Costa Rica enfrenta una transformación demográfica que marcará las próximas décadas. La Cámara Costarricense de la Salud hizo un llamado a convertir el envejecimiento en Costa Rica en una prioridad nacional y a impulsar políticas que permitan responder al aumento de la población adulta mayor, fortalecer el sistema de salud y aprovechar las oportunidades que surgen con una sociedad más longeva.

Cada vez hay más personas adultas mayores

Las cifras del Instituto Nacional de Estadística y Censos (INEC) reflejan la rapidez con la que avanza este cambio.

En 2005, las personas de 65 años o más representaban apenas el 6% de la población. Para 2025, esa proporción alcanzó el 11,7%, equivalente a cerca de 600.000 personas.

Las proyecciones nacionales indican que para 2050, casi uno de cada cuatro costarricenses (24,9%) pertenecerá a este grupo de edad.

Este comportamiento está relacionado con la disminución sostenida de la natalidad. Actualmente, Costa Rica registra una tasa cercana a 1,2 hijos por mujer, muy por debajo del nivel de reemplazo generacional, lo que acelera el proceso de envejecimiento de la población.

Un reto para el sistema de salud

La Cámara Costarricense de la Salud considera que este cambio exige una planificación integral que vaya más allá de la atención hospitalaria.

El director ejecutivo de la organización, Massimo Manzi, señaló que el desafío consiste en garantizar que las personas no solo vivan más años, sino que lo hagan con salud, autonomía y calidad de vida.

«Costa Rica tiene el privilegio de ser un país donde las personas viven más años. Ahora el desafío consiste en garantizar que esos años adicionales se vivan con salud, autonomía y calidad de vida. Prepararnos desde hoy no es una opción; es una necesidad para asegurar la sostenibilidad del sistema de salud y el bienestar de toda la población».

Además, la Encuesta Nacional de Hogares (ENAHO 2025) muestra que muchos adultos mayores continúan enfrentando desigualdades relacionadas con ingresos, pobreza, acceso a pensiones, educación, género y lugar de residencia, factores que influyen directamente en su acceso a los servicios de salud.

Crecerá la demanda de atención médica

El envejecimiento también incrementará la presión sobre el sistema sanitario.

Según estimaciones de la Contraloría General de la República, el gasto en hospitalización y consulta externa asociado al cambio demográfico podría aumentar aproximadamente un 86% para 2030, en comparación con los niveles registrados en 2016.

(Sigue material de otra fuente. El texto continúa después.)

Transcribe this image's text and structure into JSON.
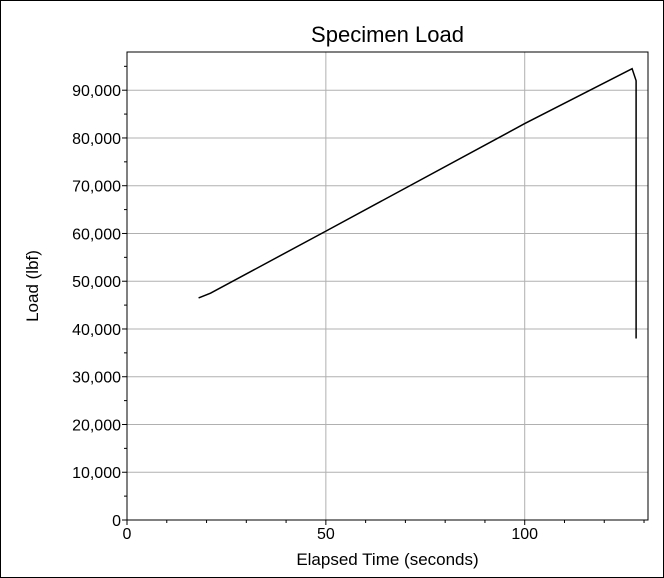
{
  "chart_data": {
    "type": "line",
    "title": "Specimen Load",
    "xlabel": "Elapsed Time (seconds)",
    "ylabel": "Load (lbf)",
    "xlim": [
      0,
      131
    ],
    "ylim": [
      0,
      98000
    ],
    "x_ticks": [
      0,
      50,
      100
    ],
    "x_tick_labels": [
      "0",
      "50",
      "100"
    ],
    "y_ticks": [
      0,
      10000,
      20000,
      30000,
      40000,
      50000,
      60000,
      70000,
      80000,
      90000
    ],
    "y_tick_labels": [
      "0",
      "10,000",
      "20,000",
      "30,000",
      "40,000",
      "50,000",
      "60,000",
      "70,000",
      "80,000",
      "90,000"
    ],
    "grid": true,
    "series": [
      {
        "x": [
          18,
          21,
          50,
          100,
          127,
          128,
          128
        ],
        "y": [
          46500,
          47500,
          60500,
          83000,
          94500,
          92000,
          38000
        ]
      }
    ]
  }
}
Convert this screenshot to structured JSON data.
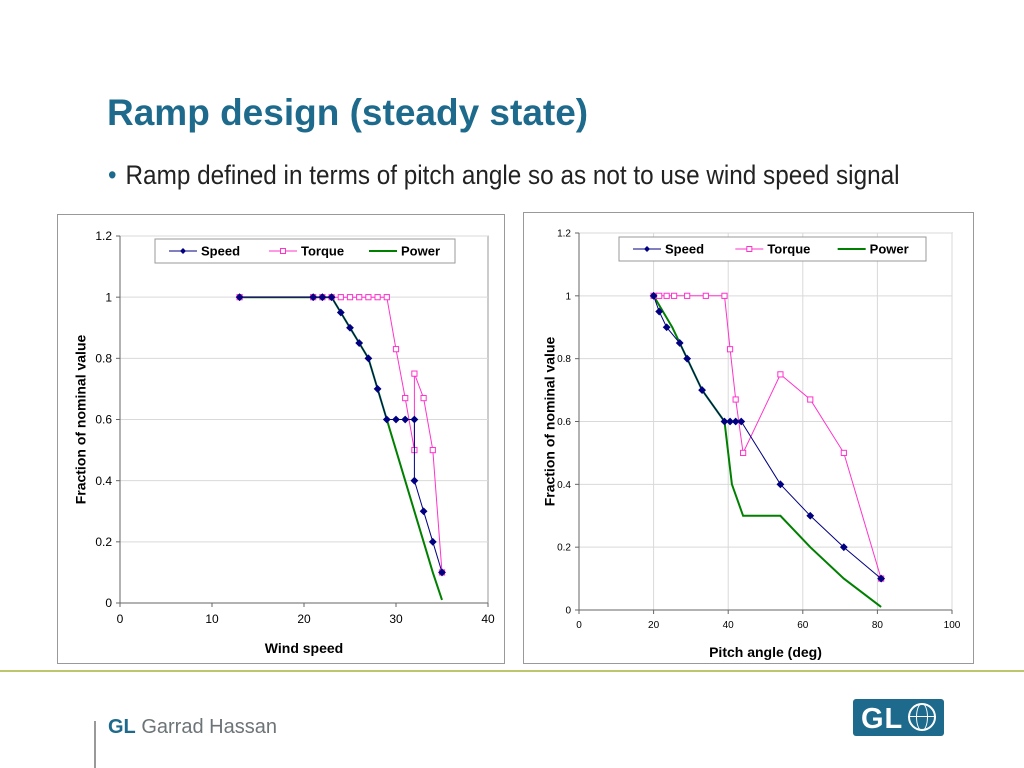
{
  "slide": {
    "title": "Ramp design (steady state)",
    "bullet": "Ramp defined in terms of pitch angle so as not to use wind speed signal",
    "footer": {
      "brand_short": "GL",
      "brand_name": "Garrad Hassan"
    },
    "logo_text": "GL"
  },
  "colors": {
    "title": "#1d6a8c",
    "speed": "#000080",
    "torque": "#ff33cc",
    "power": "#008000",
    "rule": "#bcc76b"
  },
  "chart_data": [
    {
      "type": "line",
      "xlabel": "Wind speed",
      "ylabel": "Fraction of nominal value",
      "xlim": [
        0,
        40
      ],
      "ylim": [
        0,
        1.2
      ],
      "xticks": [
        0,
        10,
        20,
        30,
        40
      ],
      "yticks": [
        0,
        0.2,
        0.4,
        0.6,
        0.8,
        1,
        1.2
      ],
      "grid": "horizontal",
      "legend": "top",
      "series": [
        {
          "name": "Speed",
          "marker": "diamond",
          "color": "#000080",
          "x": [
            13,
            21,
            22,
            23,
            24,
            25,
            26,
            27,
            28,
            29,
            30,
            31,
            32,
            32,
            33,
            34,
            35
          ],
          "y": [
            1.0,
            1.0,
            1.0,
            1.0,
            0.95,
            0.9,
            0.85,
            0.8,
            0.7,
            0.6,
            0.6,
            0.6,
            0.6,
            0.4,
            0.3,
            0.2,
            0.1
          ]
        },
        {
          "name": "Torque",
          "marker": "square",
          "color": "#ff33cc",
          "x": [
            13,
            21,
            22,
            23,
            24,
            25,
            26,
            27,
            28,
            29,
            30,
            31,
            32,
            32,
            33,
            34,
            35
          ],
          "y": [
            1.0,
            1.0,
            1.0,
            1.0,
            1.0,
            1.0,
            1.0,
            1.0,
            1.0,
            1.0,
            0.83,
            0.67,
            0.5,
            0.75,
            0.67,
            0.5,
            0.1
          ]
        },
        {
          "name": "Power",
          "marker": "none",
          "color": "#008000",
          "x": [
            13,
            23,
            24,
            25,
            26,
            27,
            28,
            29,
            30,
            31,
            32,
            33,
            34,
            35
          ],
          "y": [
            1.0,
            1.0,
            0.95,
            0.9,
            0.85,
            0.8,
            0.7,
            0.6,
            0.5,
            0.4,
            0.3,
            0.2,
            0.1,
            0.01
          ]
        }
      ]
    },
    {
      "type": "line",
      "xlabel": "Pitch angle (deg)",
      "ylabel": "Fraction of nominal value",
      "xlim": [
        0,
        100
      ],
      "ylim": [
        0,
        1.2
      ],
      "xticks": [
        0,
        20,
        40,
        60,
        80,
        100
      ],
      "yticks": [
        0,
        0.2,
        0.4,
        0.6,
        0.8,
        1,
        1.2
      ],
      "grid": "both",
      "legend": "top",
      "series": [
        {
          "name": "Speed",
          "marker": "diamond",
          "color": "#000080",
          "x": [
            20,
            21.5,
            23.5,
            27,
            29,
            33,
            39,
            40.5,
            42,
            43.5,
            54,
            62,
            71,
            81
          ],
          "y": [
            1.0,
            0.95,
            0.9,
            0.85,
            0.8,
            0.7,
            0.6,
            0.6,
            0.6,
            0.6,
            0.4,
            0.3,
            0.2,
            0.1
          ]
        },
        {
          "name": "Torque",
          "marker": "square",
          "color": "#ff33cc",
          "x": [
            20,
            21.5,
            23.5,
            25.5,
            29,
            34,
            39,
            40.5,
            42,
            44,
            54,
            62,
            71,
            81
          ],
          "y": [
            1.0,
            1.0,
            1.0,
            1.0,
            1.0,
            1.0,
            1.0,
            0.83,
            0.67,
            0.5,
            0.75,
            0.67,
            0.5,
            0.1
          ]
        },
        {
          "name": "Power",
          "marker": "none",
          "color": "#008000",
          "x": [
            20,
            25,
            29,
            33,
            39,
            41,
            44,
            54,
            62,
            71,
            81
          ],
          "y": [
            1.0,
            0.9,
            0.8,
            0.7,
            0.6,
            0.4,
            0.3,
            0.3,
            0.2,
            0.1,
            0.01
          ]
        }
      ]
    }
  ]
}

Ante este panorama, la Cámara considera prioritario:

  • Fortalecer la prevención y promoción de la salud.
  • Desarrollar un sistema nacional de cuidados de largo plazo.
  • Formar más especialistas en geriatría y gerontología.
  • Impulsar la salud digital y las tecnologías para la atención domiciliaria.
  • Modernizar la infraestructura y la regulación de los servicios dirigidos a personas mayores.

Asimismo, la Organización Panamericana de la Salud (OPS) ha señalado que los cuidados de largo plazo deben convertirse en un componente esencial de los sistemas de salud y protección social para favorecer la autonomía y la permanencia de las personas mayores en sus comunidades.

La longevidad también representa oportunidades

La Cámara Costarricense de la Salud destacó que el envejecimiento no debe verse únicamente como un desafío financiero.

Diversos organismos internacionales sostienen que el aumento de la esperanza de vida impulsa una economía de la longevidad, con nuevas oportunidades para la innovación, el empleo y la inversión.

El informe Global Longevity Economy Outlook estima que la población mayor de 50 años aportó 45 billones de dólares a la economía mundial hace dos años y proyecta que esa contribución alcanzará 118 billones de dólares en 2050.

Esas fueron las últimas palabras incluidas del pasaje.